Prenderci cura di loro

Dobbiamo anche prenderci cura di loro e dobbiamo pienamente e formalmente valorizzarli. Beh, in questo caso le parole del caso, servono a poco. Il dire termini, più o meno aulici, per circostanza in moltissimi casi, produce pochissima empatia. E, per la verità, non la possiamo ritenere determinante in un approccio empatico con qualsivoglia alunno con il quale si istaura un rapporto educativo, anche se privilegiato. Se consideriamo, anche i truffatori, gli stessi torturatori, sono molto bravi a cogliere le prospettive degli altri, ma non provano empatia per loro. Anzi. Dobbiamo costruire empatia perché non sempre si sviluppa da sola. Ciò è necessario e indispensabile per costruire una comunità scolastica.

Passare dall’empatia all’azione

Spesso, inconsapevolmente, cadiamo tutti, anche il diversamente giovane, noi stessi, nel divario empatia-azione, quando ci preoccupiamo, talvolta in maniera smisurata, per una persona o per una causa che ha determinato dolore o preoccupazione (insomma, una sofferenza) in quella persona ma non facciamo nulla (o non sappiamo come fare) per aiutare quella persona.

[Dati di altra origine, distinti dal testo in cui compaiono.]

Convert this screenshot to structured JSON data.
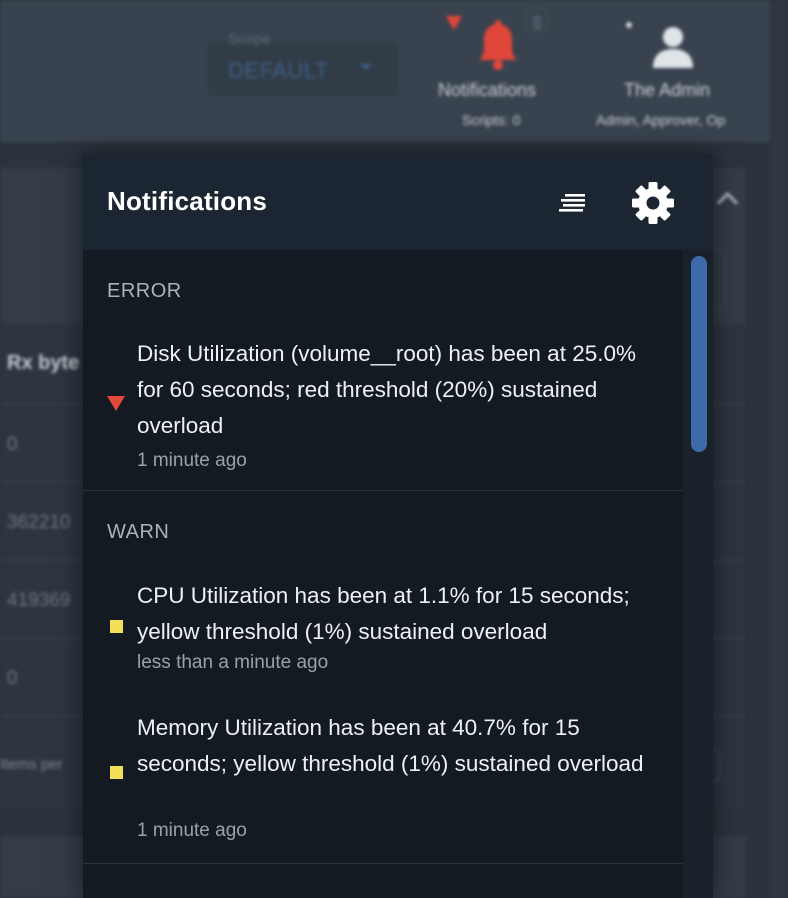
{
  "colors": {
    "error": "#e2483c",
    "warn": "#f2e05a",
    "accent": "#3d6aa8",
    "panel_bg": "#141a22"
  },
  "header": {
    "scope_label": "Scope",
    "scope_value": "DEFAULT",
    "notifications_label": "Notifications",
    "scripts_label": "Scripts: 0",
    "badge_value": "[]",
    "user_name": "The Admin",
    "user_roles": "Admin, Approver, Op"
  },
  "background_table": {
    "column_header": "Rx byte",
    "cells": [
      "0",
      "362210",
      "419369",
      "0"
    ],
    "footer_text": "Items per"
  },
  "panel": {
    "title": "Notifications",
    "sort_icon": "sort-lines-icon",
    "settings_icon": "gear-icon",
    "sections": [
      {
        "label": "ERROR",
        "items": [
          {
            "severity": "error",
            "icon": "red-triangle-icon",
            "message": "Disk Utilization (volume__root) has been at 25.0% for 60 seconds; red threshold (20%) sustained overload",
            "time": "1 minute ago"
          }
        ]
      },
      {
        "label": "WARN",
        "items": [
          {
            "severity": "warn",
            "icon": "yellow-square-icon",
            "message": "CPU Utilization has been at 1.1% for 15 sec­onds; yellow threshold (1%) sustained overload",
            "time": "less than a minute ago"
          },
          {
            "severity": "warn",
            "icon": "yellow-square-icon",
            "message": "Memory Utilization has been at 40.7% for 15 seconds; yellow threshold (1%) sustained overload",
            "time": "1 minute ago"
          }
        ]
      }
    ]
  }
}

“Le emozioni e le loro espressioni”

L’UdA “Le emozioni e le loro espressioni” realizzata dal prof. Piergiovanni Alisena è destinata ad alunni della scuola Primaria. Un plauso all’Istituto Comprensivo di Bagnolo Mella (BS), diretto dalla brillante Dirigente Scolastico dott.ssa Francesca Svanera, per il grande contributo metodologico e didattico fornito all’approccio emozionale ed empatico.